C’est celui qui tourne depuis le plus longtemps sans moi, et le seul de la page qui parle à des inconnus. Il alimente Launch48 : le pitch, la marque et le lien de rendez-vous sont dans sa configuration, ce qui veut dire que l’agent et l’offre qu’il vend sont deux objets séparés.
Le problème
Chercher des clients pour une prestation de création de site est un travail de régularité, pas d’intelligence : les signaux existent, ils sont publics, et ils arrivent tous les jours. Personne ne les lit tous les jours.
La collecte
Une dizaine de sources publiques, chacune dans son fichier avec la même interface : créations d’entreprises au bulletin officiel, annuaire officiel des entreprises interrogé par commune et par code d’activité, presse économique francophone, dépôts de marques, offres d’emploi, alertes web, commerces sans site dans la base cartographique ouverte, et demandes explicites de création de site sur les forums. La couverture est volontairement large côté géographie (métropole, Antilles, Guyane, La Réunion, Belgique, Suisse) parce que le découpage administratif ne suit pas le découpage commercial.

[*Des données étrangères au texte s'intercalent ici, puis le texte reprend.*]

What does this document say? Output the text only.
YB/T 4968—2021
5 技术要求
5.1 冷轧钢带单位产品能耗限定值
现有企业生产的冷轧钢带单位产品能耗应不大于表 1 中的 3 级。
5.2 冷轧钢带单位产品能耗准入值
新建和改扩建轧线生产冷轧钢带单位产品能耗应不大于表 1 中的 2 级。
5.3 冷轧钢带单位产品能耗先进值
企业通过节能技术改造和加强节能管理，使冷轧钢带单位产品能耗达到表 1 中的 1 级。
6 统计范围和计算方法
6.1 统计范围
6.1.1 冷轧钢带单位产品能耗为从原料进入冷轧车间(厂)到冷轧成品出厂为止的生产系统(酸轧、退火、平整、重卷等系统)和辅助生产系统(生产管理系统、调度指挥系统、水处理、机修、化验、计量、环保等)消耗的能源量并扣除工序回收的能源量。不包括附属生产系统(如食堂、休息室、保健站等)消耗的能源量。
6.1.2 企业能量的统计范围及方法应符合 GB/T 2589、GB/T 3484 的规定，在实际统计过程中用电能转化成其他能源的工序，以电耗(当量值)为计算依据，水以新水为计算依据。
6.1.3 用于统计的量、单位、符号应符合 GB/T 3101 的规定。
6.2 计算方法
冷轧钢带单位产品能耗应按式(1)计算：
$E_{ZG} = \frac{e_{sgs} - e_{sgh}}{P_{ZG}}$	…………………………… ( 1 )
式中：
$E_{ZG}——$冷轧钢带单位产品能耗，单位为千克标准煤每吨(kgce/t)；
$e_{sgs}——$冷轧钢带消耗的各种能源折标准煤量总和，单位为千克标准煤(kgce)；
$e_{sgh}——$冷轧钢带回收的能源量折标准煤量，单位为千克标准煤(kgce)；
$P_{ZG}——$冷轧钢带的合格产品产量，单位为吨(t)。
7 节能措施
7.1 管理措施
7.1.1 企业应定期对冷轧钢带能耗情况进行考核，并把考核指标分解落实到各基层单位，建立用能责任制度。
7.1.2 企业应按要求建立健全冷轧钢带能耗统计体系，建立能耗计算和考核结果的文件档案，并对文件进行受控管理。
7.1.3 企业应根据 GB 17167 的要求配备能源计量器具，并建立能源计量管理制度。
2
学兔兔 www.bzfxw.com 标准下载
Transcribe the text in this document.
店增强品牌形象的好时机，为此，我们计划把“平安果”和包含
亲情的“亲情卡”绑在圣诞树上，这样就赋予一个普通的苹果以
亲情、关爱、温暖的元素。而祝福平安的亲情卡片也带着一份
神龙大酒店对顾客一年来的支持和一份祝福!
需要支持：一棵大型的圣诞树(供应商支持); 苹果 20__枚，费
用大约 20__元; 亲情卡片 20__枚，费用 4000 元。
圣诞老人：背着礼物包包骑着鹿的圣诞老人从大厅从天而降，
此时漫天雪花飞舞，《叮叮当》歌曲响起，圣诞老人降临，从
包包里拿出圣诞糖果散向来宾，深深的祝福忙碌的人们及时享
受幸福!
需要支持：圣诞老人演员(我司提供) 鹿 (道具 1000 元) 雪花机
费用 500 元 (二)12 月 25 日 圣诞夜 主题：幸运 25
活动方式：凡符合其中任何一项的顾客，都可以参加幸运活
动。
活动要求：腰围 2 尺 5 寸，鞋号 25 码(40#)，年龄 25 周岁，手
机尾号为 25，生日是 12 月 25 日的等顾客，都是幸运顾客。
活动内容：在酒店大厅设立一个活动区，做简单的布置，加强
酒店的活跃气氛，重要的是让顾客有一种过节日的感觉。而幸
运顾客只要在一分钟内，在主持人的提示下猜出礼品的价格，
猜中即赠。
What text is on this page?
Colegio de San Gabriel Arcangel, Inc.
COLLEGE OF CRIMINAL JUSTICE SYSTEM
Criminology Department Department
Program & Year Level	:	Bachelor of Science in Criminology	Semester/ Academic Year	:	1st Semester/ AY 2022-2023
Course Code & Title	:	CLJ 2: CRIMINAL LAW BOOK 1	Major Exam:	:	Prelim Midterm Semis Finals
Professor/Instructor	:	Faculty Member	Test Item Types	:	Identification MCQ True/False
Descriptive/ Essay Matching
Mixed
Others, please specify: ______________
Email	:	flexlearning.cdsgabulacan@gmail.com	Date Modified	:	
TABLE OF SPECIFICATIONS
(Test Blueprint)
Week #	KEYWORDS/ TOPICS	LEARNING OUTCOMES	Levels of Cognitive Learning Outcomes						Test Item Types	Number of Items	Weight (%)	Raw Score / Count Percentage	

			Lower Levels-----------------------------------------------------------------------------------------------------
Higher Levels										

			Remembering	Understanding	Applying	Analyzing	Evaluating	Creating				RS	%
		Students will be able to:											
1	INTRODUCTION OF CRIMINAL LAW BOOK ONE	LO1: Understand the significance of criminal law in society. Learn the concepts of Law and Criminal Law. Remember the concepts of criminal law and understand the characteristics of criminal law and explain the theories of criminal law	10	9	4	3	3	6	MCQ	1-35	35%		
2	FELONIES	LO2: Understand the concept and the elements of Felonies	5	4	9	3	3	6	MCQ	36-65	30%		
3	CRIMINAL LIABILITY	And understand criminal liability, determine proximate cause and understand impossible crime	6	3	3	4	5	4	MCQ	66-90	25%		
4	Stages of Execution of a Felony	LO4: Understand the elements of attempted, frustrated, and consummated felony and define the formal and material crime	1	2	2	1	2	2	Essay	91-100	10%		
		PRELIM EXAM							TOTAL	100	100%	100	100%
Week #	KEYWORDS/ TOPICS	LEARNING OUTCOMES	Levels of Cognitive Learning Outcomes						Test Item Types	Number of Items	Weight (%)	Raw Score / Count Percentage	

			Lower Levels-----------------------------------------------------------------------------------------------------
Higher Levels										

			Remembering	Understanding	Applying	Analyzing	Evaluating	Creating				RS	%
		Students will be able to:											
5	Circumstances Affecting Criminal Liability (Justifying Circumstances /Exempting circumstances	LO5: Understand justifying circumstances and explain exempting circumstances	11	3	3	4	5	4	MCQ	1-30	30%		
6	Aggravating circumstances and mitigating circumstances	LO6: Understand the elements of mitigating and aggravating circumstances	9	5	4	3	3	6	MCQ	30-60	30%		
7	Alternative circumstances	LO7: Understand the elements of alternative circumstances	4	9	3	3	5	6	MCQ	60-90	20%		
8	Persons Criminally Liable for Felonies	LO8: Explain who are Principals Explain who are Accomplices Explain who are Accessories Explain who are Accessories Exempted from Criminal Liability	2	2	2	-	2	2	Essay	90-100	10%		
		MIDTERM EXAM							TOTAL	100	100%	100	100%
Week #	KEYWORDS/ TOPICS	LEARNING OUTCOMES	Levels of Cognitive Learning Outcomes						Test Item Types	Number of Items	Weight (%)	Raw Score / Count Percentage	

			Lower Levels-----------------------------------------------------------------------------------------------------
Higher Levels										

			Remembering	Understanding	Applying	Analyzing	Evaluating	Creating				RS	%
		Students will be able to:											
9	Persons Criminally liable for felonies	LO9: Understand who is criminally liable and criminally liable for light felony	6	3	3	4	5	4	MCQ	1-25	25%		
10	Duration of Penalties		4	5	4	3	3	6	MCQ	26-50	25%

Deux détails qui font la différence à l’usage. Les annuaires interrogés par commune remontent aussi les chaînes nationales : elles sont écartées sur le nombre d’établissements, sinon on prospecte le siège d’un groupe en croyant parler à un commerce. Et la rotation quotidienne sur un tiers des départements renouvelle le flux au lieu de remonter les mêmes leads chaque matin.
Le scoring
Le profil de cible vit dans un fichier de configuration : mots-clés d’intention, signaux forts, signaux indirects, pays, offre associée. Changer de type de prospect, c’est ajouter un profil et pointer dessus. Le scoring local, le prompt du modèle et les mails s’adaptent sans toucher au code. Le scoring passe par un modèle quand la clé est là, et retombe sur un barème local déterministe sinon : un agent qui s’arrête parce qu’une API est en panne n’est pas un agent.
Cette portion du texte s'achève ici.